The best things about the last two weeks were the final trip to Hualian and the last time spent at 101. Hualian actually turned out to be a lot better than I thought. In the beginning many of us were upset because the schedule seemed too pressing and time was so limited. We worried we would not be able to have a break. Also we didn't want to go to the monastery that Christie did and eat the veggie lunch. The only bad thing about the trip I would say is food provided by CIEE. We were able to go to a hot spring there and walk on the beach. We saw the beautiful gorge in the mountains and stayed in a youth center that was not that bad all (on the last night of the trip). The first youth center was kind of questionable in its upkeep, but it was in some more rural part of Taiwan. One thing that I did like was the dinner we had the last night and the lunch we had before we left. They were almost exactly the same, but the taste was pretty good. I enjoyed the shrimp, fish, soup and noodles prepared.

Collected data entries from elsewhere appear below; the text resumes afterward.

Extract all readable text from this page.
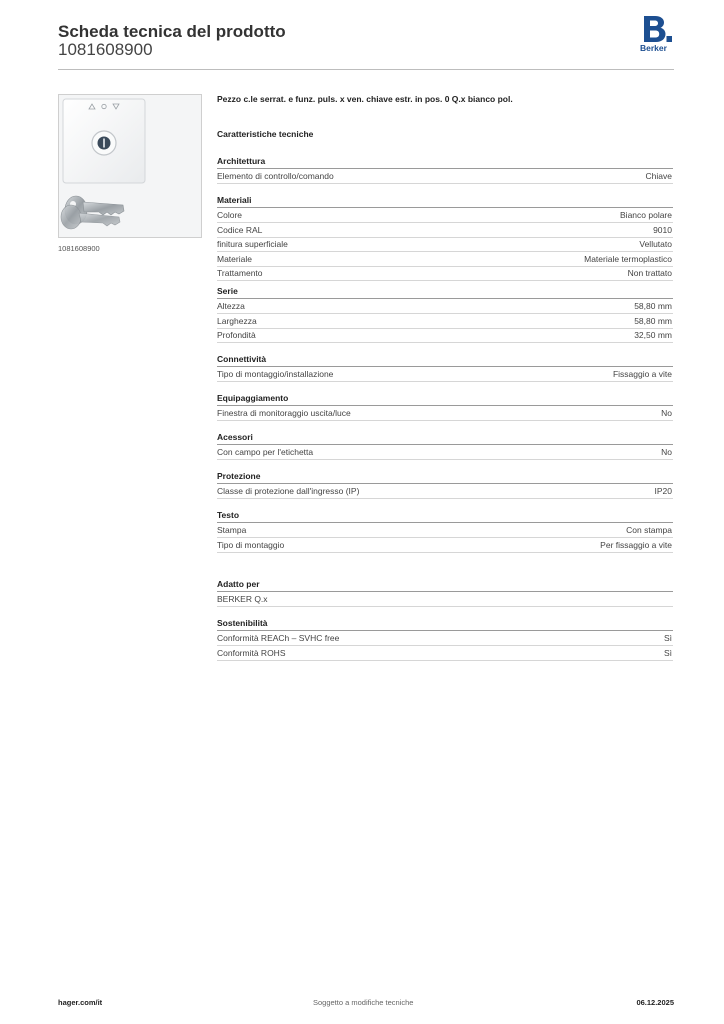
Scheda tecnica del prodotto
1081608900	Berker
1081608900
Pezzo c.le serrat. e funz. puls. x ven. chiave estr. in pos. 0 Q.x bianco pol.
Caratteristiche tecniche
Architettura
Elemento di controllo/comando	Chiave
Materiali
Colore	Bianco polare
Codice RAL	9010
finitura superficiale	Vellutato
Materiale	Materiale termoplastico
Trattamento	Non trattato
Serie
Altezza	58,80 mm
Larghezza	58,80 mm
Profondità	32,50 mm
Connettività
Tipo di montaggio/installazione	Fissaggio a vite
Equipaggiamento
Finestra di monitoraggio uscita/luce	No
Acessori
Con campo per l'etichetta	No
Protezione
Classe di protezione dall'ingresso (IP)	IP20
Testo
Stampa	Con stampa
Tipo di montaggio	Per fissaggio a vite
Adatto per
BERKER Q.x
Sostenibilità
Conformità REACh – SVHC free	Sì
Conformità ROHS	Sì
hager.com/it	Soggetto a modifiche tecniche	06.12.2025
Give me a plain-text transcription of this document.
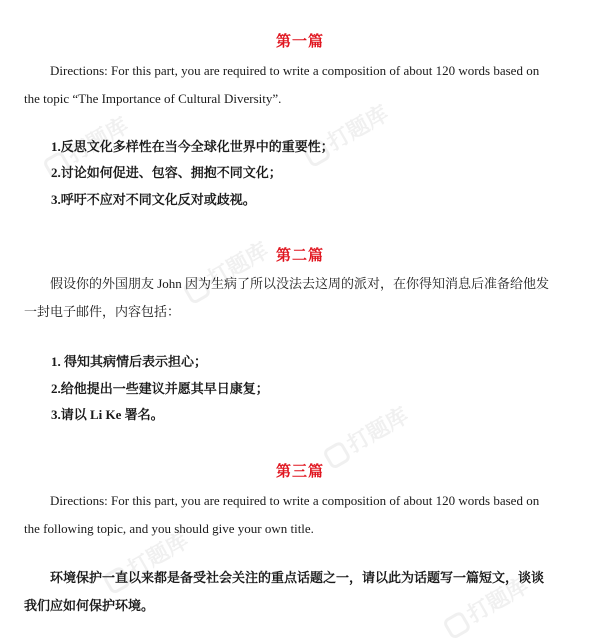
打题库
打题库
打题库
打题库
打题库
打题库
第一篇
Directions: For this part, you are required to write a composition of about 120 words based on
the topic “The Importance of Cultural Diversity”.
1.反思文化多样性在当今全球化世界中的重要性；
2.讨论如何促进、包容、拥抱不同文化；
3.呼吁不应对不同文化反对或歧视。
第二篇
假设你的外国朋友 John 因为生病了所以没法去这周的派对，在你得知消息后准备给他发
一封电子邮件，内容包括：
1. 得知其病情后表示担心；
2.给他提出一些建议并愿其早日康复；
3.请以 Li Ke 署名。
第三篇
Directions: For this part, you are required to write a composition of about 120 words based on
the following topic, and you should give your own title.
环境保护一直以来都是备受社会关注的重点话题之一，请以此为话题写一篇短文，谈谈
我们应如何保护环境。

The last morning in Taiwan was kind of sad. I started to miss the late night conversations with my roommate and I missed Dave's roommates, Brock, Wayne and Ace, who kept me entertained with photography and magic tricks. I still occasionally chat with them on MSN, but it was nice being able to see them and go out and do things with them. I regret not taking the trip with them somewhere. The one thing I made sure to do before leaving was having beef noodles for lunch. I didn't really grasp the seriousness of not being able to have a good bowl of it ever again but now I do understand. I really miss Taiwan.